Business pages should set:

<svelte:head>
	<title>{title} - {data.siteName}</title>
	<meta name="description" content={description} />
	<link rel="canonical" href={data.canonicalUrl} />
</svelte:head>

Docs pages also set alternate locale links and Open Graph/Twitter metadata.

Canonical URLs are built from clientConfig.webBaseUrl, which is generated from APP_DOMAIN. Do not hardcode OPCStack website URLs into business pages.

Public Docs

Product docs rendered by the web app live in:

public-docs/en/
public-docs/zh/

Docs route:

/:locale/docs/[...slug]

Docs are enabled by:

DOCS_ENABLED=true

Markdown files use frontmatter:

---
title: Authentication
description: Email and Google sign in configuration
group: Guides
order: 1
---

Docs images should live under src/frontend/web/static/images/ and be referenced as /images/....

template-docs/ is different. It is for template maintainers and agents, not rendered by the app.

Chrome Extension

The extension uses WXT with Manifest V3:

pnpm dev:extension
pnpm build:extension

Both commands run prepare:public:* first, so client.generated.ts, icons, and public config are available.

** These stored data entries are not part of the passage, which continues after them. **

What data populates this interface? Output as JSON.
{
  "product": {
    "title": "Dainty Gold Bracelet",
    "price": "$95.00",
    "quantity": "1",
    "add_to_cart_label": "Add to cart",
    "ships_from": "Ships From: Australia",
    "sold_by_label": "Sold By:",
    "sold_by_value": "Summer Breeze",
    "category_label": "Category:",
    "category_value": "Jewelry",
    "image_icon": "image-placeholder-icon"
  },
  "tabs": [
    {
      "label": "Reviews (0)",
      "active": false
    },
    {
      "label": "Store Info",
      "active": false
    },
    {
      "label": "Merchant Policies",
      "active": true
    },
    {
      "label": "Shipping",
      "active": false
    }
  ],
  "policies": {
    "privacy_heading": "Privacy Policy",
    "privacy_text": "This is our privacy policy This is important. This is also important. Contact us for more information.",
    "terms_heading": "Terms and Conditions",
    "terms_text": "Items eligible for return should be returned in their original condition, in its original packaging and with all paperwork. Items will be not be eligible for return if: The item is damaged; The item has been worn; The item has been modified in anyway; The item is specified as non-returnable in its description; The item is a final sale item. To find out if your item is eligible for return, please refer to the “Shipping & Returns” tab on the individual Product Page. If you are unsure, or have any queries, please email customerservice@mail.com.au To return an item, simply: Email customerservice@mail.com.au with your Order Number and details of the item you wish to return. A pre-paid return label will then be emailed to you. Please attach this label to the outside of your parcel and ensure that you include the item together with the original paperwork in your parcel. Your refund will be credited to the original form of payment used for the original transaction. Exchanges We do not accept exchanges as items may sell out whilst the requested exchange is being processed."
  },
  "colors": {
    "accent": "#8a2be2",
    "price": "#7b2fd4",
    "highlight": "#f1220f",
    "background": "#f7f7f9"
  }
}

src/frontend/extension/wxt.config.ts builds the manifest from clientConfig:

Manifest field Source
name clientConfig.appName
version clientConfig.appVersion
description ${clientConfig.appName} browser extension
host_permissions clientConfig.extension.hostPermissions
icons Generated icons in src/frontend/extension/public/icons/

Extension entrypoints:

File Purpose
background.ts Handles runtime messages
page.content.ts Sends a content ping from matched pages
popup/Popup.svelte Token-based client example
options/Options.svelte Basic options page

The extension imports $frontend from src/frontend/lib/. Keep extension-only APIs such as wxt/browser inside src/frontend/extension/.

Common Mistakes

Importing web routes from shared lib. src/frontend/lib/ must not import from src/frontend/web/ or src/frontend/extension/. Shared code should be reusable by both.

Creating a raw auth client in pages. Use $apiContract/client. It already handles auth mode, token sync, and D1 bookmarks.

Forgetting localized routes. Business pages should usually be under [locale=locale]/, not at the root. Root-level pages are for legal/static exceptions.

Prerendering authenticated pages. Anything depending on session or user-specific data should not set prerender = true.

Hardcoding public config. Use clientConfig. If a new public value is needed, add it to public env and prepare-public.mjs; do not read secret env files in frontend code.

Duplicating UI primitives. If Button, Dialog, Alert, Empty, Field, Input, or table primitives already exist, use them.